Structure of This Document

This document is organized as follows:

Chapter 1, "Overview of ActiveX Designers," provides an overview of ActiveX designers and how they fit with related technologies.

Chapter 2, "Using ActiveX Designers with Visual Basic," describes how ActiveX designers work in the Visual Basic host environment. Visual Basic 5.0 is the initial host for ActiveX designers.

Chapter 3, "Designing and Implementing an ActiveX Designer," outlines what you must implement to create an ActiveX designer.

Chapter 4, "Supporting ActiveX Interfaces," outlines the OLE and ActiveX interfaces required for ActiveX designers to support in-place activation, OLE objects, events, and properties.

Chapter 5, "Type Information and Extended Objects," discusses static and dynamic type information and extended objects.

Chapter 6, "Services," describes the service architecture and tells how to use services.

Chapter 7, "Retaining Persistent Data and Saving the Run-Time Object," explains how to save the persistent data you'll need for the visual designer and the run-time object. It also covers the IActiveDesigner interface, which provides information about the run-time object.

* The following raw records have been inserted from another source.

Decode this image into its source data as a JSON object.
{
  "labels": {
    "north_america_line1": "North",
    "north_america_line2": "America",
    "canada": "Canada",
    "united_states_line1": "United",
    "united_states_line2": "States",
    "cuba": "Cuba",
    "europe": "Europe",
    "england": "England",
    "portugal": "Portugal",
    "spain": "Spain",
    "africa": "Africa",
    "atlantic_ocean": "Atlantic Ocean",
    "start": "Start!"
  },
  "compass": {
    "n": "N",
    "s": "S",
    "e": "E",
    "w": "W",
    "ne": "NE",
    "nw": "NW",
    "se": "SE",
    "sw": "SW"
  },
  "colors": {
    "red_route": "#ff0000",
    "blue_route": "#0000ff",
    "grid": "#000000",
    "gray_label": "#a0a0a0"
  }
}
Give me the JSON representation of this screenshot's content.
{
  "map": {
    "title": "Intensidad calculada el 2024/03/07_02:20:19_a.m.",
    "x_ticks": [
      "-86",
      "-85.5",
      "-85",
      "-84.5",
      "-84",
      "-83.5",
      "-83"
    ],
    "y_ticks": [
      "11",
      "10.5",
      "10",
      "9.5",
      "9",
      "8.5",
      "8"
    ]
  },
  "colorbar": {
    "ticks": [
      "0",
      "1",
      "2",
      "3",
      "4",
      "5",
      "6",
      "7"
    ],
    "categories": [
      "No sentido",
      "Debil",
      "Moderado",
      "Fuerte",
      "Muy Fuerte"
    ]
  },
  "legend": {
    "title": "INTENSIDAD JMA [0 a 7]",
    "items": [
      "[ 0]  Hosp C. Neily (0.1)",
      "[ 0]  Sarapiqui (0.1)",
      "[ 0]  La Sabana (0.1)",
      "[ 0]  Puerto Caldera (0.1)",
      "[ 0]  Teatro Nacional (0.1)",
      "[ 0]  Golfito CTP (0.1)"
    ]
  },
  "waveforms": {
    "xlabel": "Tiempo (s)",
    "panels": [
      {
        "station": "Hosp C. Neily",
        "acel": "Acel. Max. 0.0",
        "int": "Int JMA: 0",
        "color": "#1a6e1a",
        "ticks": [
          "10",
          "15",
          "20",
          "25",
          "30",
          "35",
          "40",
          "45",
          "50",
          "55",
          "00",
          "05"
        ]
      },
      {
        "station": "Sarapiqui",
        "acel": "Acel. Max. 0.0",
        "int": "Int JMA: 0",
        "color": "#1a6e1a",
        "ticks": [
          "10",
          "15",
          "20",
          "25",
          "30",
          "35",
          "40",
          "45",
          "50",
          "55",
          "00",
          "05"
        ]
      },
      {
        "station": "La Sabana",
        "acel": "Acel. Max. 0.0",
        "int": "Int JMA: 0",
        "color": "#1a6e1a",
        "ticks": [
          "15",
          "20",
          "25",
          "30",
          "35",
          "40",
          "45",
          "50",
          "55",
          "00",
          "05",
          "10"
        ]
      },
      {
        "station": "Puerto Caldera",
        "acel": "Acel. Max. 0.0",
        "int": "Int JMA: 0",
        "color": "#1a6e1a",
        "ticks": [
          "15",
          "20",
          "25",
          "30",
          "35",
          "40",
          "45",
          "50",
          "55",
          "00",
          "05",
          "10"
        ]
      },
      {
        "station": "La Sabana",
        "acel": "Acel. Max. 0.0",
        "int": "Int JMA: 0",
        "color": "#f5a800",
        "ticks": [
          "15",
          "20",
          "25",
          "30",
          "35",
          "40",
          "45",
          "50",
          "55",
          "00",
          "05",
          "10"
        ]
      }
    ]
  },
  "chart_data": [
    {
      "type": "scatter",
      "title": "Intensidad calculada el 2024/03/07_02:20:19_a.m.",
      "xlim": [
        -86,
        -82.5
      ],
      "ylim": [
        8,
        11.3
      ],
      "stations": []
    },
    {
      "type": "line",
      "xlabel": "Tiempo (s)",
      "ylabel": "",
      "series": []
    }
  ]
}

Chapter 8, "Registering, Licensing, and Upgrading an ActiveX Designer," covers issues related to licensing and creating multiple versions of ActiveX designers, and tells how to register these objects in the system-wide registry.

Chapter 9, "API Reference," is a reference to the APIs that are specific to ActiveX designers.

Chapter 10, "Service Reference," describes the services ActiveX designers can use.

Note

The interface syntax in this book follows the variable-naming convention known as Hungarian notation, invented by programmer Charles Simonyi. Variables are prefixed with lowercase letters indicating their data type. For example, lpszNewDocname signifies a long pointer to a zero-terminated string named NewDocname. For information on Hungarian notation, see Programming Windows by Charles Petzold.